Eşim çok üzülmüştü. Kendini toplamasını ve kediyi komşulardan alıp getirmesini söyledim. Başka bir klinikte yoğun bakıma alınacaktı. Alındı da... Röntgen çekildi. Sıkıntı yoktu. Ama arka bacaklardan ve kuyruktan dört yerden kötü şekilde ısırılıp yaralanmıştı. Röntgen sırasında yanındaydım. Benden çekinen Makarna, sesimi her duyduğunda biraz rahatladı. Elimi yaladı. Ama ağlayan bir çocuk gibiydi. Savaş görmüş bir ihtiyar gibiydi. Biten bir hikâyenin, ayrılığın kenarındaki bir insan gibiydi. Hep, gibiydi diyorum ya; inanmayın! Tam da öyleydi. Onca sene eve gelmeyen kedinin içine bir şey doğmuştu. Belki de bu yüzden bize sığınma gereği duymuştu. Biliyor musunuz, koşturmalar sırasında dört ya da beş kere telefon görüşmesi yaptım. Şarjım yüzde bir idi. Ve telefon kapanmadı! İlk görüşmede tedirgindim ama diğer görüşmelerde bir şeyin farkına vardım: Şarj bitmeyecekti. Bitmedi de. Ve bunun Makarna’nın hayatıyla, bizim onun yanında olmamız gerektiğiyle ilgili olduğunu hissettim.

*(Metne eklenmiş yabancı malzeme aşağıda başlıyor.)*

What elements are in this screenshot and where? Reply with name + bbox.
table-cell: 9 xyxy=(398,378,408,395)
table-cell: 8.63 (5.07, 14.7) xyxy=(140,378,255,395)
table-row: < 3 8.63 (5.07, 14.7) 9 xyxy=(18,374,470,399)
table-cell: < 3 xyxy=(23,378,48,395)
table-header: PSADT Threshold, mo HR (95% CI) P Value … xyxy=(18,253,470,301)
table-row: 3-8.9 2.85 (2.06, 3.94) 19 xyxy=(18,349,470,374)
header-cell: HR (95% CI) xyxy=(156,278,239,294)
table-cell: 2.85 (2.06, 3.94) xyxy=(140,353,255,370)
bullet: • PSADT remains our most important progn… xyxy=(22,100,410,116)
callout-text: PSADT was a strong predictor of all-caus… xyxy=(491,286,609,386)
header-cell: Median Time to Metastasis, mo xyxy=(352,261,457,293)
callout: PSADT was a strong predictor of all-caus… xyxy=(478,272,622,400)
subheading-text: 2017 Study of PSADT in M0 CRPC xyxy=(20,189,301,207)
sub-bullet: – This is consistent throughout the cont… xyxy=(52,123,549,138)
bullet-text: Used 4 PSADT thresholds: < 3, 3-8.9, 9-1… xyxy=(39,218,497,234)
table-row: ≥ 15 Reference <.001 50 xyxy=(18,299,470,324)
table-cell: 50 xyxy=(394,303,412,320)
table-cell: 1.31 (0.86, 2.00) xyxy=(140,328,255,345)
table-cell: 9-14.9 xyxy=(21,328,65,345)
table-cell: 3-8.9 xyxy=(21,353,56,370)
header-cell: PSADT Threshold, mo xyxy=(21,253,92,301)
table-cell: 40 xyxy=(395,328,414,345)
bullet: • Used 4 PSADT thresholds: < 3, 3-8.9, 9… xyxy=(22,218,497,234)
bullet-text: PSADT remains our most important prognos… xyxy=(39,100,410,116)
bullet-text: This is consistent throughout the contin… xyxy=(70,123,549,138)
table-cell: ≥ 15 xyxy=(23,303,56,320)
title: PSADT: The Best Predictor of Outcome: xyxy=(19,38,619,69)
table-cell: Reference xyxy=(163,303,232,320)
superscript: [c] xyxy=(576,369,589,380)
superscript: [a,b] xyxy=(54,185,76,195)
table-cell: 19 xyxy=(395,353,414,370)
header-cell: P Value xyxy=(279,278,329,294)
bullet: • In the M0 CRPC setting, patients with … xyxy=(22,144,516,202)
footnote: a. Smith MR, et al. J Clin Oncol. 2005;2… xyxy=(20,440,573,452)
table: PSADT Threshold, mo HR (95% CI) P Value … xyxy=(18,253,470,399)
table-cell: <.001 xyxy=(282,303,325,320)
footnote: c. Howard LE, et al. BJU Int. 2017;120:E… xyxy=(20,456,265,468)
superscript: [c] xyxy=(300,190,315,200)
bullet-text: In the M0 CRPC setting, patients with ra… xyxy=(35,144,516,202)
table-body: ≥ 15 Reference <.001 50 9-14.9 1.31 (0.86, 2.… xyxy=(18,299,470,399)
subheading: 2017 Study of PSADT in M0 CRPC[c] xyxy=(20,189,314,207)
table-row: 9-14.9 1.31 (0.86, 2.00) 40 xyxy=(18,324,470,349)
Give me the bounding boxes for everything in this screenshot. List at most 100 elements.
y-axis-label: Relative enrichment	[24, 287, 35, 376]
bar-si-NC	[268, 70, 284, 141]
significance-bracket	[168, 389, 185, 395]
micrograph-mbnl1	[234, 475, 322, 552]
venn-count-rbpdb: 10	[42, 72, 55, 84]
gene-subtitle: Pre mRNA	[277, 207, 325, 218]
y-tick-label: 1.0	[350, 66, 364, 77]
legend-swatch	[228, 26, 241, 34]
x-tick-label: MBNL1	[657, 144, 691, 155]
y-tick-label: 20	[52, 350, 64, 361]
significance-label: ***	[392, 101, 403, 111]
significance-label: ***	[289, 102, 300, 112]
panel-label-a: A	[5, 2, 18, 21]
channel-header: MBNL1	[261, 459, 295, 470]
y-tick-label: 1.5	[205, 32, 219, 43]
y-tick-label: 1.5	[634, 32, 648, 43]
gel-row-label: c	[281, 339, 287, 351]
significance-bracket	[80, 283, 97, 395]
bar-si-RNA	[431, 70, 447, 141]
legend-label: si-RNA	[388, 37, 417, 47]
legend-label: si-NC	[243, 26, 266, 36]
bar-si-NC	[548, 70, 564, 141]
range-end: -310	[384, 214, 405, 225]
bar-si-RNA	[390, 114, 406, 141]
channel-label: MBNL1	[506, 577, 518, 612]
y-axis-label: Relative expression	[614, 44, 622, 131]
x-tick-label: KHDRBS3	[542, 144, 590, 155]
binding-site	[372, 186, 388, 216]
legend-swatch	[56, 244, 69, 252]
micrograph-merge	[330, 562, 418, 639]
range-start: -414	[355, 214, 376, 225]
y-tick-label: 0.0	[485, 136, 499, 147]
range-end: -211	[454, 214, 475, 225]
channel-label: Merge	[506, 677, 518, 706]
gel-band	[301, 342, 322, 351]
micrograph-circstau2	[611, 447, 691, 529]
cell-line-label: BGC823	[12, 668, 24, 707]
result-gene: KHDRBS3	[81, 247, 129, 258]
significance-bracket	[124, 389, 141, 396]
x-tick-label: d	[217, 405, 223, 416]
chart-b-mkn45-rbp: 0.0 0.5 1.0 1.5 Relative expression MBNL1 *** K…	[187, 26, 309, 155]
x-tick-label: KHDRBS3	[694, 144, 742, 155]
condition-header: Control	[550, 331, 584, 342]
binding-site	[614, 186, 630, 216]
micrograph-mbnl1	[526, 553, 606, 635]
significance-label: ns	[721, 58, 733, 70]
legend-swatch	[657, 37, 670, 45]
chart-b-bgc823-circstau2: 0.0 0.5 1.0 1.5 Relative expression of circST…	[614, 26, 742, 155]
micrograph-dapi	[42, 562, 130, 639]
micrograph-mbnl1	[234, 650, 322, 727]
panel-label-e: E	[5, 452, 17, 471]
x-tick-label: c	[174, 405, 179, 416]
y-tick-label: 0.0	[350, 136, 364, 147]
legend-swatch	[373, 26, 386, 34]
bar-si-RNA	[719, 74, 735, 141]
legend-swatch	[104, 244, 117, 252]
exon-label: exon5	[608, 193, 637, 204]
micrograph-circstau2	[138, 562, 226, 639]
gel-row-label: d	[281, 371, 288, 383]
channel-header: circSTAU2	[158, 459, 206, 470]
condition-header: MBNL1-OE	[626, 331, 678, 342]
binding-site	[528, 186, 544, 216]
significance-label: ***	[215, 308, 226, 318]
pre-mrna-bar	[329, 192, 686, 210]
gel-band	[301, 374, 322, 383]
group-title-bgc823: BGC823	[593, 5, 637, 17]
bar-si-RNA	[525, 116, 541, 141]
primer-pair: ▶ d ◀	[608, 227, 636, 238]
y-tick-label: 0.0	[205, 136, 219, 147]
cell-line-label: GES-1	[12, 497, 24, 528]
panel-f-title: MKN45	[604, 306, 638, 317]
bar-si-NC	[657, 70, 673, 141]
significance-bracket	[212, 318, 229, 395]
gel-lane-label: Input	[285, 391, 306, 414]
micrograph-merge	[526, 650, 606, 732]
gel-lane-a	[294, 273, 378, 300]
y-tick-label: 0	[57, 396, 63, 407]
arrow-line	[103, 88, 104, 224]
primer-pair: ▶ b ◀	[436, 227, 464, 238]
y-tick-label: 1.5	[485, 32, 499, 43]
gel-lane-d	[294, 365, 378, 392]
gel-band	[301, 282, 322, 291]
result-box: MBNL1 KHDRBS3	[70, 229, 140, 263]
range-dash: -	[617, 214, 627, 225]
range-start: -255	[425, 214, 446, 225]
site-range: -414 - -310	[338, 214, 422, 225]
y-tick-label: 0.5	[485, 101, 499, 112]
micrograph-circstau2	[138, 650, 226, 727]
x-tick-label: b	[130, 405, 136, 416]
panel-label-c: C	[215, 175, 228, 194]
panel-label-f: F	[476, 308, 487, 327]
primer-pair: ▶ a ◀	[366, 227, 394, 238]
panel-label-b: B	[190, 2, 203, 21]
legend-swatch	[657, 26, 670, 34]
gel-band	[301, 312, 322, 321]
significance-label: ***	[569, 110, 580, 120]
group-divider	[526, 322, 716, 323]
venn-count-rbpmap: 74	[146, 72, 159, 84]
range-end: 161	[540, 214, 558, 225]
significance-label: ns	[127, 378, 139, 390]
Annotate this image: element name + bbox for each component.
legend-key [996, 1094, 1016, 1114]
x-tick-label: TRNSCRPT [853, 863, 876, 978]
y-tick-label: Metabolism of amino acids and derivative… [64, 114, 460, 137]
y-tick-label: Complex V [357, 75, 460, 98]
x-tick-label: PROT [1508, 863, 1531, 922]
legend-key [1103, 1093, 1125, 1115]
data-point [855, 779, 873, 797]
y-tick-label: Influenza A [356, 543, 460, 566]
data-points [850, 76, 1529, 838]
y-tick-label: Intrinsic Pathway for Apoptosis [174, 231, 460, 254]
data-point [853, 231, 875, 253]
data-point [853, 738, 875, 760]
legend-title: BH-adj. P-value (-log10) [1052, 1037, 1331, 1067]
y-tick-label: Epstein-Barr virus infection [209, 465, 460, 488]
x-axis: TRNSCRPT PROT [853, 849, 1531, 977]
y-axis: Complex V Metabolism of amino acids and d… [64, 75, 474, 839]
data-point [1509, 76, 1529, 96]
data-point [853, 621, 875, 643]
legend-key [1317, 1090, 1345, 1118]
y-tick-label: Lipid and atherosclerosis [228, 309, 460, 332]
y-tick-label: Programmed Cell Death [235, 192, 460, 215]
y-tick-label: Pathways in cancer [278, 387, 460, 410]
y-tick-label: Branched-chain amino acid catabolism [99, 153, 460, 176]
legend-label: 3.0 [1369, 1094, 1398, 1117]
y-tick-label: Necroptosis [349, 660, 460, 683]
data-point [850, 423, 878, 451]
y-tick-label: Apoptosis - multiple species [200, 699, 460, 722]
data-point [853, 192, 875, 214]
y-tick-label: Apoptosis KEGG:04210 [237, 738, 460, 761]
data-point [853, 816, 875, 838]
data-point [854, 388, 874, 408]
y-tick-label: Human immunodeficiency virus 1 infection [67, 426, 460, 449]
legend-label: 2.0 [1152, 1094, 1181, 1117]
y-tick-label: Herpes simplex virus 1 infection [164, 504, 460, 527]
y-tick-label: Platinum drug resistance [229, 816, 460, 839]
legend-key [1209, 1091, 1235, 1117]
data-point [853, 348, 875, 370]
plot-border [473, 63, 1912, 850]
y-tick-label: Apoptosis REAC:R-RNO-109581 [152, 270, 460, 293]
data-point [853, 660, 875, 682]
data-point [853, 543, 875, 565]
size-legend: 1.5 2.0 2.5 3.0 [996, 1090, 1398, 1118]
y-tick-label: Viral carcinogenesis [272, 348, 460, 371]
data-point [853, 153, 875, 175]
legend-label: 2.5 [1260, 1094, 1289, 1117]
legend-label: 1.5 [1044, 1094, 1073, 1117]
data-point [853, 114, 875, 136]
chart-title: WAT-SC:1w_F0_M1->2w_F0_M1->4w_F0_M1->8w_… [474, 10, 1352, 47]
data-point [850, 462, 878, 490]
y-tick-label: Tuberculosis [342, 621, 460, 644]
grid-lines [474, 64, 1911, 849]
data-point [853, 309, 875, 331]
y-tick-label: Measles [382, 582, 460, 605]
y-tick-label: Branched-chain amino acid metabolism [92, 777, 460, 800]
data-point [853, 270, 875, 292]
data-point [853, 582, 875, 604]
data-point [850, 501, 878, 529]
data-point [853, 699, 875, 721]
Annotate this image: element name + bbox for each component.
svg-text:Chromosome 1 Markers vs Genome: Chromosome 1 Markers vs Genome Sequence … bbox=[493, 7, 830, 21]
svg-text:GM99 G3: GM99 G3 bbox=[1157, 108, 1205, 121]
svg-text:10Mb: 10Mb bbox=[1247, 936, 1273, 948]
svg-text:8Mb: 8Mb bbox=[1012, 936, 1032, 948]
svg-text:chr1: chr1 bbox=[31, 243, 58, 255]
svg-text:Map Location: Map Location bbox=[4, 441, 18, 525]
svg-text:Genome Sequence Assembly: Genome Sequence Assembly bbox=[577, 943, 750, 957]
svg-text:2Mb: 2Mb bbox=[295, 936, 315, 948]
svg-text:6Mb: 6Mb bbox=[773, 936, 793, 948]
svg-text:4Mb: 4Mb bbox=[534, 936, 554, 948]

Kötülük, gündüz sinen, gece ise olanca vahşetiyle ortaya çıkan bir şey gibidir. O sebepten olsa gerek kötülük yapanlar hem bahanelerini ayarlar hem de herkesin gözü önünde yapmazlar.

Savaş devam ediyor. Kimi ölümlerin kimi ölümlerden daha kıymetli olduğu; kimi mültecilerin diğer mültecilerden daha kıymetli olduğu bir dünyada bir kedi can çekişiyor. Tüm canları veren Allah elbet merhametlidir. Elbet ölüm can ayırmaz ama zulüm can seçmeye devam ediyor.

Bir gece ansızın ortaya çıkan köpek dişlerinin parçaladığı ürkek canlar gibiyiz… Ama bir kediye saldıran sokak köpeklerinden daha vahşi ve sinsi bir şey var dünyada: dünyanın belli renkte insanlarının kıymetli, belli renkte ve inançta olan insanlarının kıymetsiz olduğuna inanan, beyni iğdiş edilmiş, zorbasına aşık nicelerinin olması.

Bir can… Kimin ve hangi canlının olursa olsun azizdir. Birileri kendinden olmayan ölülere ve ölümlere telef nazarıyla bakıyorsa o göz çoktan leş olmuştur!

Bu arada, Makarna yoğun bakımda… Dua dileriz efendim!